Hanya membutuhkan 6 hari dalam mengumpulkan akumulasi amarah masyarakat dari pernyataan blunder para anggota Dewan hingga driver ojol yang terlindas rantis Baracuda, dan berujung pada perusakan fasilitas umum dan penjarahan, sehingga tajuk demo menjadi "Aparat vs Masyarakat".
Demonstrasi di depan Gedung DPR yang dimulai dari 25 Agustus 2025 dan berujung ricuh serta anarkis membuka banyak spekulasi tentang siapa dalang sebenarnya di balik kerusuhan tersebut. Beberapa menyebut keterlibatan aktor dalam negeri, Beberapa menuding pengaruh asing, bahkan ada anggapan bahwa kerusuhan itu dibiarkan berkembang sebagai panggung politik. Di balik beragam spekulasi itu, ada satu pov menarik yang bisa dikutip dari serial Game of Thrones: yakni ungkapan “Chaos isn’t a pit, chaos is a ladder.”

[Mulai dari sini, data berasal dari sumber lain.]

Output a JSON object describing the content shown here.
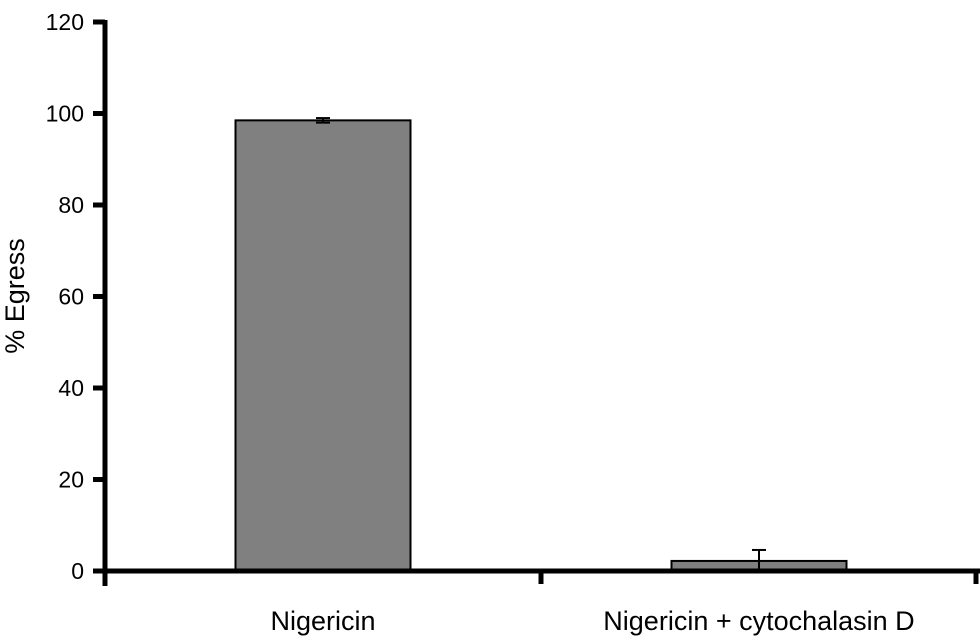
{
  "chart_data": {
    "type": "bar",
    "title": "",
    "xlabel": "",
    "ylabel": "% Egress",
    "ylim": [
      0,
      120
    ],
    "yticks": [
      0,
      20,
      40,
      60,
      80,
      100,
      120
    ],
    "categories": [
      "Nigericin",
      "Nigericin + cytochalasin D"
    ],
    "values": [
      98.5,
      2.2
    ],
    "errors": [
      0.5,
      2.4
    ],
    "bar_color": "#808080",
    "grid": false,
    "legend": null
  }
}
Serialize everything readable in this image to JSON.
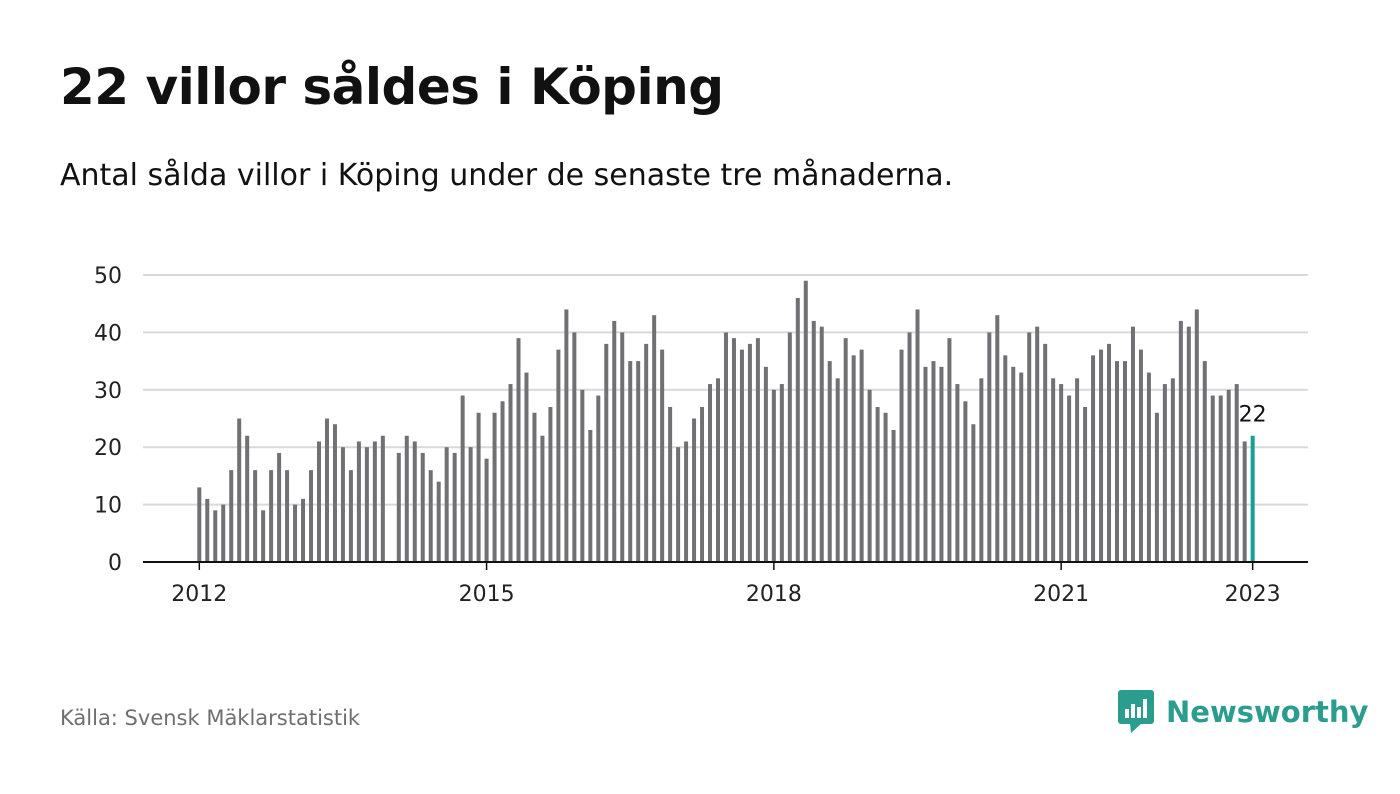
{
  "title": "22 villor såldes i Köping",
  "subtitle": "Antal sålda villor i Köping under de senaste tre månaderna.",
  "source": "Källa: Svensk Mäklarstatistik",
  "brand": {
    "name": "Newsworthy",
    "icon": "newsworthy-logo-icon"
  },
  "colors": {
    "bar": "#707075",
    "highlight": "#17a096",
    "grid": "#d9d9d9",
    "axis": "#111111",
    "brand": "#2a9d8f"
  },
  "chart_data": {
    "type": "bar",
    "x_start": "2012-01",
    "frequency": "monthly",
    "x_ticks": [
      "2012",
      "2015",
      "2018",
      "2021",
      "2023"
    ],
    "y_ticks": [
      0,
      10,
      20,
      30,
      40,
      50
    ],
    "ylim": [
      0,
      50
    ],
    "grid": true,
    "highlight_label": "22",
    "values": [
      13,
      11,
      9,
      10,
      16,
      25,
      22,
      16,
      9,
      16,
      19,
      16,
      10,
      11,
      16,
      21,
      25,
      24,
      20,
      16,
      21,
      20,
      21,
      22,
      null,
      19,
      22,
      21,
      19,
      16,
      14,
      20,
      19,
      29,
      20,
      26,
      18,
      26,
      28,
      31,
      39,
      33,
      26,
      22,
      27,
      37,
      44,
      40,
      30,
      23,
      29,
      38,
      42,
      40,
      35,
      35,
      38,
      43,
      37,
      27,
      20,
      21,
      25,
      27,
      31,
      32,
      40,
      39,
      37,
      38,
      39,
      34,
      30,
      31,
      40,
      46,
      49,
      42,
      41,
      35,
      32,
      39,
      36,
      37,
      30,
      27,
      26,
      23,
      37,
      40,
      44,
      34,
      35,
      34,
      39,
      31,
      28,
      24,
      32,
      40,
      43,
      36,
      34,
      33,
      40,
      41,
      38,
      32,
      31,
      29,
      32,
      27,
      36,
      37,
      38,
      35,
      35,
      41,
      37,
      33,
      26,
      31,
      32,
      42,
      41,
      44,
      35,
      29,
      29,
      30,
      31,
      21,
      22
    ]
  }
}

Dalam serial Game Of Thrones, ada seorang antagonis yang bernama Petyr Baelish (Littlefinger) yang merupakan anggota dewan kerajaan yang ternyata adalah biang dari terjadinya perang 7 kerajaan karena kepiawannya dalam mengadu domba antar petinggi kerajaan dengan petinggi kerajaan lain. Ia melihat kekacauan bukan sekedar kehancuran suatu kerajaan, melainkan tangga untuk naik ke puncak kekuasaan. Memang terkesan licik, tapi bagi saya itu adalah cerdas. Analogi tersebut terasa relevan dengan situasi Indonesia akhir-akhir ini. Demo rusuh di DPR jelas memukul citra Polri yang berhadapan langsung dengan massa, sementara rakyat dibiarkan merasa kecewa terhadap negara. Bila benar ada strategi di balik semua ini, maka kekacauan memang sedang difungsikan sebagai alat (ladder) untuk menciptakan pahlawan baru sekaligus menggeser opini publik.
Pertanyaannya, siapa yang paling diuntungkan? teori-teori liar muncul di beragam sosmed, bahwa Presiden Prabowo sengaja membiarkan rakyat berhadap-hadapan dengan Polri agar suatu institusi akan akan tampil sebagai penengah.
Ferry Irwandi, salah satu aktivis sosial media dan pengamat pendidikan, dalam youtubenya (https://www.youtube.com/watch?v=3FwSeBfl61g) menyebut bahwa kerusuhan yang terjadi tidak sepenuhnya spontan. Menurutnya ada indikasi orkestrasi politik, dengan pola gerakan terorganisir yang sulit dianggap kebetulan. Ia bahkan menemukan tanda keterlibatan kelompok bersenjata yang mampu menyalakan api di fasilitas umum yang sulit terbakar tanpa bahan khusus. Ferry Irwandi juga menggarisbawahi bahwa akun-akun media sosial yang sebelumnya dikenal pro-pemerintah justru ikut memprovokasi, seolah ada skenario yang sengaja dibiarkan terbuka. Jika dugaan dan teori tersebut benar, maka demo ricuh tentu bukan sekadar ekspresi kekecewaan, tetapi bagian dari desain besar untuk menata ulang persepsi publik. Pandangan ini memberi gambaran bahwa kerusuhan bukan sekadar akumulasi kekecewaan rakyat, melainkan hasil dari sebuah desain panggung politik yang lebih besar.
Kembali ke Littlefinger, kerusuhan yang terjadi jika tidak diantisipasi akan memperlihatkan siapa yang jatuh dan siapa yang memanjat. Rakyat jelas menjadi korban yang menanggung luka dan rasa kecewa. sangat disayangkan jika Polri kehilangan simpati karena tampil sebagai wajah represif negara. Tetapi di balik itu, ada pihak-pihak yang mampu menjadikan kekacauan ini sebagai tangga untuk memperkuat posisi politik. Ketika kembali dilihat dari sudut pandang Ferry Irwandi bahwa kelompok terorganisir yang memainkan kerusuhan memperoleh daya tawar baru.
Dengan demikian, kemungkinan demonstrasi bukan sekadar peristiwa sosial, melainkan arena politik di mana chaos atau kerususuhan dijadikan sebuah instrumen. Seperti dalam serial Game of Thrones, hanya sedikit yang berani memanjat tangga di tengah kekacauan, sementara mayoritas justru jatuh ke jurang. Rakyat menanggung kerugian, Polri terjebak dalam citra buruk, dan elite yang lihai justru naik ke puncak baru di atas reruntuhan. Kerusuhan demo bukan sekadar bencana, melainkan tangga kekuasaan yang sedang dipanjat.